Pegiat iklim: Akuntabilitas pasca-COP30 lemah, Indonesia harus segera perbaiki implementasi komitmen iklim

Jakarta – Setelah Konferensi Iklim PBB (COP30) di Belém gagal melahirkan keputusan tegas mengenai penghapusan bahan bakar fosil, sorotan kini mengarah ke kemampuan Indonesia menjaga komitmen iklimnya sendiri. Para peneliti dan lembaga lingkungan memperingatkan bahwa lemahnya akuntabilitas dan tata kelola aksi iklim di dalam negeri bisa membuat janji Indonesia di panggung internasional kembali berhenti pada retorika.

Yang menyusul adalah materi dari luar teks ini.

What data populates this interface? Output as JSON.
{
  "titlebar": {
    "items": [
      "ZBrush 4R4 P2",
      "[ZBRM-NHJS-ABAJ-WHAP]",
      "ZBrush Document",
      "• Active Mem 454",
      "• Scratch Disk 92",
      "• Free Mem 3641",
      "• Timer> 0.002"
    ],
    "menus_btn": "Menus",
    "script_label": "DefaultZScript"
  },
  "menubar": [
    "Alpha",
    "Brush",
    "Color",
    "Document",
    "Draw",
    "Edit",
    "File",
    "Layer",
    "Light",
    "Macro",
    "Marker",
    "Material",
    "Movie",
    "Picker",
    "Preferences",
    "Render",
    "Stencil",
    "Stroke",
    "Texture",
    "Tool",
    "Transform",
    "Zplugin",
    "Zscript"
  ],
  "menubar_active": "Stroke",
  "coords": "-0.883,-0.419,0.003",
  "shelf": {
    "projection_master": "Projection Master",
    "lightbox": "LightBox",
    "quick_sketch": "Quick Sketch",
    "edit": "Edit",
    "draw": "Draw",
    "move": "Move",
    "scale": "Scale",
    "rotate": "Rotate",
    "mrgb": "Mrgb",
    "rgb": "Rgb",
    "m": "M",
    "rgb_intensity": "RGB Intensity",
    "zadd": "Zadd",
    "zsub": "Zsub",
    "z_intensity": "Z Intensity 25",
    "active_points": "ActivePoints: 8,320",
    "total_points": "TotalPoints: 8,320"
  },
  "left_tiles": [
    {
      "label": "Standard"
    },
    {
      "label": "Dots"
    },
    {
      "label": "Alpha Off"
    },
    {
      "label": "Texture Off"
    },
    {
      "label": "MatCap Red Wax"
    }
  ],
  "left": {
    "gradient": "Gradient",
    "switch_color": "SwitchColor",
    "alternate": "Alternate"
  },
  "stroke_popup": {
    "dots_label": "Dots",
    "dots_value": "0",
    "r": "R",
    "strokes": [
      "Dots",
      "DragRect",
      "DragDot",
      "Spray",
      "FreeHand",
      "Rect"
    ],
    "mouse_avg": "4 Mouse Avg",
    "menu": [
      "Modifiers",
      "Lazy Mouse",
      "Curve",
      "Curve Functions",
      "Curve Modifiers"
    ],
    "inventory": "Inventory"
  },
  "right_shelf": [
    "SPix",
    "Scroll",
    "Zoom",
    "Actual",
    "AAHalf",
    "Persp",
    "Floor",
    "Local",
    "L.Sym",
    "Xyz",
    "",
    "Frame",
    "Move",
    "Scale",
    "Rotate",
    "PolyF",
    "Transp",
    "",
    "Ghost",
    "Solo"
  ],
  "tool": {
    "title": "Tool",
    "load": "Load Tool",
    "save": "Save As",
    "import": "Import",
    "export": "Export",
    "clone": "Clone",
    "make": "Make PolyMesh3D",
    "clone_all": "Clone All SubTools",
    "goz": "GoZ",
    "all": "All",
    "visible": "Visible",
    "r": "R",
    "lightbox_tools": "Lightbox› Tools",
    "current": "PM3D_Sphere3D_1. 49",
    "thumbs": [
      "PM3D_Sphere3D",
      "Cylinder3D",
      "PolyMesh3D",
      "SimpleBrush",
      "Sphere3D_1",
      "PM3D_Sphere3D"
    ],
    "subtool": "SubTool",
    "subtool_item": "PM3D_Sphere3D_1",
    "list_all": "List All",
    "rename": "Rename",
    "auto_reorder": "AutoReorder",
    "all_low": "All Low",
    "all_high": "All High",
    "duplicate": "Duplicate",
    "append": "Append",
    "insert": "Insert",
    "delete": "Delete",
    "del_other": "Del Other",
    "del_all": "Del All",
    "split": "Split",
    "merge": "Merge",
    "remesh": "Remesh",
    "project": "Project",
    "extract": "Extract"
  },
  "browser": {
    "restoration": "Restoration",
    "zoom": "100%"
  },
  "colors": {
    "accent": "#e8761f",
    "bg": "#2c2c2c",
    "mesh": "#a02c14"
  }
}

Climate Action Senior Lead World Resources Institute (WRI), Wira A. Swadana, Jumat, 5 Desember, menyampaikan kritik keras atas hasil negosiasi COP30 yang bertujuan untuk fokus pada agenda transisi energi. “Dalam teks ‘Global Mutirão’, tidak ada frasa yang berhubungan dengan transisi energi, seperti arahan pada fase bahan bakar fosil. Tidak ada roadmap, dan masih bersifat voluntary, jadi tidak mengikat untuk komitmen phase out fosilnya juga tidak jelas,” ujarnya.

Dokumen akhir COP30, “Global Mutirão”, tidak memuat arahan eksplisit untuk menghentikan penggunaan bahan bakar fosil. Absennya roadmap yang mengikat dianggap mencerminkan rapuhnya komitmen negara-negara terhadap target Nationally Determined Contribution (NDC), termasuk Indonesia.

Menurut Wira, lemahnya komitmen global ini juga tercermin dari minimnya dukungan terhadap Deklarasi Belém tentang transisi energi yang adil. Hanya 24 negara terdampak perubahan iklim yang menandatanganinya, jauh dari harapan untuk mendorong tekanan internasional yang lebih kuat terhadap negara-negara penghasil dan pengguna fosil terbesar.

Ia memperingatkan kondisi tersebut bisa berdampak langsung ke Indonesia, terutama terkait akses pendanaan melalui mekanisme transisi energi seperti Just Transition Mechanism. Dukungan internasional yang lemah justru dapat memindahkan beban kepada negara-negara seperti Indonesia yang masih bergantung pada batubara.

Di dalam negeri, para peneliti menilai celah akuntabilitas jauh lebih mengkhawatirkan. Peneliti dari Research Center for Climate Change (RCCC) Universitas Indonesia, Riko Wahyudi, menegaskan bahwa pencapaian iklim Indonesia selama ini tidak memberi gambaran stabil tentang keberhasilan menekan emisi.

“Keberhasilan Indonesia mempertahankan emisi di bawah baseline NDC periode sebelumnya tidak lepas dari penurunan aktivitas ekonomi saat pandemi Covid-19. Namun, emisi nasional langsung menanjak dan sudah mendekati baseline begitu pandemi berakhir,” katanya.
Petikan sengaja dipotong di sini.